Monday, August 28, 2006

20 June: Boreham on Queen Victoria


A Study in Queenliness
The anniversary of the accession of Queen Victoria naturally suggests, especially to those who can recall that stately lady's record reign, a comparison between the circumstances under which she ascended our ancient throne more than a century ago and those under which Queen Elizabeth the Second has recently done so.[1] In reality, no parallel exists. Queen Victoria ruled by candlelight. It was by candlelight that she was told of the death of William IV in 1837, and it was by candlelight that, as a very old lady, she sat late into the night in her gloomy sitting room at Osborne House, amusing herself with such feminine occupations as invited the skill of her nimble fingers.

As against this, Queen Elizabeth has but to touch a switch and a palace is flooded in dazzling light. She speaks, and the inflections of her voice are heard on all the continents. She smiles, and millions of her subjects, clustered around television sets, smile back. She takes a dozen steps, and the grace of her bearing is admired by newsreel audiences all the world over.

A Young Queen Inherits A Sinister Legacy
But the contrast between the two young queens strikes still more deeply. Miss Dormer Creston, whose work in this department of literary research has won for her the award of the Royal Society of Literature, has recently presented the world with a convincing portrayal of the early days of Queen Victoria.

The Court, she shows, was a witch's cauldron, seething with spite, pettiness jealousy, hatred, and revenge. The girl Queen was surrounded by statesmen skilled in the sinister art of making political or party capital out of the slightest royal indiscretion; by courtiers whose highest aim in life was to render one another supremely miserable; by ladies-in-waiting and mistresses-of-the-robes who made contemptuous grimaces behind each other's backs, and whose too-easy conversation was liberally spiced with venom. The palace swarmed with cats that did everything but purr.

Nor was Royalty itself by any means guiltless. During Victoria's girlhood, Queen Adelaide—wife of the king and sponsor of the South Australian capital—promulgated persistent rumours to the effect that she was soon to give birth to a direct heir to the Throne.
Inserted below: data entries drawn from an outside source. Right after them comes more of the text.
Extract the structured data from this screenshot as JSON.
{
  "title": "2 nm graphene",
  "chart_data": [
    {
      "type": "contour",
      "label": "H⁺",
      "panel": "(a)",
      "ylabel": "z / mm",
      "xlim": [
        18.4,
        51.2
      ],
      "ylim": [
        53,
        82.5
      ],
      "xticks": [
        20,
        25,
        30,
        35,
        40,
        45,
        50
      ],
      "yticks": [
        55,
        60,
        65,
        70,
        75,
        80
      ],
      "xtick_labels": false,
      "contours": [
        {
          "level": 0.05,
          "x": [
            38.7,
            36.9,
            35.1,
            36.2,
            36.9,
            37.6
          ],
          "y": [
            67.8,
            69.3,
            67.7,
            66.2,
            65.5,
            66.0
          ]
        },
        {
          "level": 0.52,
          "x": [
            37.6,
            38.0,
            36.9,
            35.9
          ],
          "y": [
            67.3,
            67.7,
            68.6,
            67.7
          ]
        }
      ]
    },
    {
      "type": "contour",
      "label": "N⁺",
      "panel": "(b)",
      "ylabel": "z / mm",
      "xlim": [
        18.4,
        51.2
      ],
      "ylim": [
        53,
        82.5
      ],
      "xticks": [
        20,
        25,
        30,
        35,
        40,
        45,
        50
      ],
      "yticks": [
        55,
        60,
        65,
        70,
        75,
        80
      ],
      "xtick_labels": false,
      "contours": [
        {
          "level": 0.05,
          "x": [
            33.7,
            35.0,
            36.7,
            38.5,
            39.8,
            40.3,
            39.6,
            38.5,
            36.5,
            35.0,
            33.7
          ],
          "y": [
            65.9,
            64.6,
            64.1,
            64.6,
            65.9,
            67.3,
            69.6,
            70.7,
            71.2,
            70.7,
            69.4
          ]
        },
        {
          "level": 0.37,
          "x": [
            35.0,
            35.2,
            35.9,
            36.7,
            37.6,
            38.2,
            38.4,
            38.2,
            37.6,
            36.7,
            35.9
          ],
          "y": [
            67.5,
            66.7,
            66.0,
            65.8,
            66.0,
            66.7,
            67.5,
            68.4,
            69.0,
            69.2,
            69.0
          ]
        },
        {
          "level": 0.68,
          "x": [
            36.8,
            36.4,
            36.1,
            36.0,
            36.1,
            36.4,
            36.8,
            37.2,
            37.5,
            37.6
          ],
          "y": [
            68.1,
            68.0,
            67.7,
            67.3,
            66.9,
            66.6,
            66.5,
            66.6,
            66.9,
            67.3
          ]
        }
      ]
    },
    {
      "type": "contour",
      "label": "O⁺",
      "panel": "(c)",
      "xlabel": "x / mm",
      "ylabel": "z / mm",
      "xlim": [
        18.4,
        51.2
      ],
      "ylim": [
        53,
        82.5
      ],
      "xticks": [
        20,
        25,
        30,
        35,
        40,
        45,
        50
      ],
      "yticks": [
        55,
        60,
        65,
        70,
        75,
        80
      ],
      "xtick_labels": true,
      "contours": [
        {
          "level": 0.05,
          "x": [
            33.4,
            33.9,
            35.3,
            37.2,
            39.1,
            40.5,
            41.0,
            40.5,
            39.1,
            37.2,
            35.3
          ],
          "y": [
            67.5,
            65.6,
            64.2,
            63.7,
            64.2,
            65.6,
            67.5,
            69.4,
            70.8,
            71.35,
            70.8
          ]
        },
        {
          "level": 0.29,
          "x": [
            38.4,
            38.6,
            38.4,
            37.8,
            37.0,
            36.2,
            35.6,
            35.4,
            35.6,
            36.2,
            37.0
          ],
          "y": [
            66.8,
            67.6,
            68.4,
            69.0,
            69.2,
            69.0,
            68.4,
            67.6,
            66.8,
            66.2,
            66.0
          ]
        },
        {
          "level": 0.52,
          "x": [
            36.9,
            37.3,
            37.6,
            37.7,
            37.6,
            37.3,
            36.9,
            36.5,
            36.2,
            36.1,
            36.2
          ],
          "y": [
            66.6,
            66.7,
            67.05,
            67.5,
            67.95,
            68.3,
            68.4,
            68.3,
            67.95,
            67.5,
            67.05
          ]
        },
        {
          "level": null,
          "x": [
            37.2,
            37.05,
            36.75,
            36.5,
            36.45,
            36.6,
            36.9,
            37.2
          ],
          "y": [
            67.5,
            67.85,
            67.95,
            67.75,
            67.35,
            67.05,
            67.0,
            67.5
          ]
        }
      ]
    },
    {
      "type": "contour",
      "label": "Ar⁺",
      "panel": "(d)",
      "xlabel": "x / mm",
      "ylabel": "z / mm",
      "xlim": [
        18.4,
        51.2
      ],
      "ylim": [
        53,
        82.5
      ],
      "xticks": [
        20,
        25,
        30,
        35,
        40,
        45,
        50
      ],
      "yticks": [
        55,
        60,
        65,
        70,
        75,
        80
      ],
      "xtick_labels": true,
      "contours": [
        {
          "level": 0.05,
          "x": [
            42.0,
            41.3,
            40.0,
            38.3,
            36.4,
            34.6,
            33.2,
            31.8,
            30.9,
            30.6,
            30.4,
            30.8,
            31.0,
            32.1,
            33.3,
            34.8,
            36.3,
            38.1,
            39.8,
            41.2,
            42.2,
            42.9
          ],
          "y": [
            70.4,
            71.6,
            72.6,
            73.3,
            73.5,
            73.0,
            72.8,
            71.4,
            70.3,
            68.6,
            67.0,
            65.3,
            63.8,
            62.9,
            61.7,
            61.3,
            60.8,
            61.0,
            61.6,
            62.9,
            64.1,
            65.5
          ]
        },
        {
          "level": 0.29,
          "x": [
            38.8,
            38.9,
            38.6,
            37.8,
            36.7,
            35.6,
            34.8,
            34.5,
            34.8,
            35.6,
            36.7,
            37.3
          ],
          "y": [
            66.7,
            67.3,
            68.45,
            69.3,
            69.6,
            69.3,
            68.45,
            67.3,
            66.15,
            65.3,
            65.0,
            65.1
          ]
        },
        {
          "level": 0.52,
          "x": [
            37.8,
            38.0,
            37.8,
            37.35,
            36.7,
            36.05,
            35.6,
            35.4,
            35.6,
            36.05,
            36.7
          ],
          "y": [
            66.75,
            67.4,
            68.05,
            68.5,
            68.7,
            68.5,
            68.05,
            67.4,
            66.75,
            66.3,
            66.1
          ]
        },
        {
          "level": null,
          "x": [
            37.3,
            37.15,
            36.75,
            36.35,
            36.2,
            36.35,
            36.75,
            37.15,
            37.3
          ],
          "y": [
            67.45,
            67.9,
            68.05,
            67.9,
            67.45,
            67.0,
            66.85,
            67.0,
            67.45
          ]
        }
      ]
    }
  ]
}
For a month or two after the proclamation of the young Queen, she had Court and country in a state of jitters lest the long-promised baby should, at last, materialise.

A Nation Saved By A Sense of Knightliness
In his fine essay on "Chivalry," G. W. E. Russell maintains that, at that crucial moment, our destinies were preserved by the accession of a girl. All the conditions then obtaining tended to inflame a universal discontent and to feed the fires of revolution. Had a king succeeded, the storm must have burst.

But there was something unmanly, unnatural, and un-English in the notion of making war upon a youthful, innocent, and friendless queen. Fortunately for the world, the young monarch quickly proved that on personal grounds, she was worthy of the deference that had been paid to her sex and her youth. The beneficent results of her influence soon penetrated to the remotest outposts of her empire

In his "History of the Nineteenth Century," Robert Mackenzie insists that it is the outstanding glory of Queen Victoria that she set a new fashion in sovereignty, a fashion that, for many generations, her successors will aspire to follow. Miss Creston admits that her royal heroine was not consistently lovable. She had a mind of her own and liked other people to know it. She was sometimes a trifle unmannerly in correcting the bad manners of others. All through her long illustrious reign she was something of a termagant.

Perhaps she had to be. She had set herself a task that required a strong judgment and a resolute will. But if, on the one hand, we sometimes wish that Victoria had been a trifle more womanly and a trifle more human, we are compelled to admire the courage and pertinacity with which, in youth and in age, a lonely woman fought for a pure and lofty ideal.

F W Boreham

Image: Queen Victoria

[1] This editorial appears in the Hobart Mercury on November 29, 1952.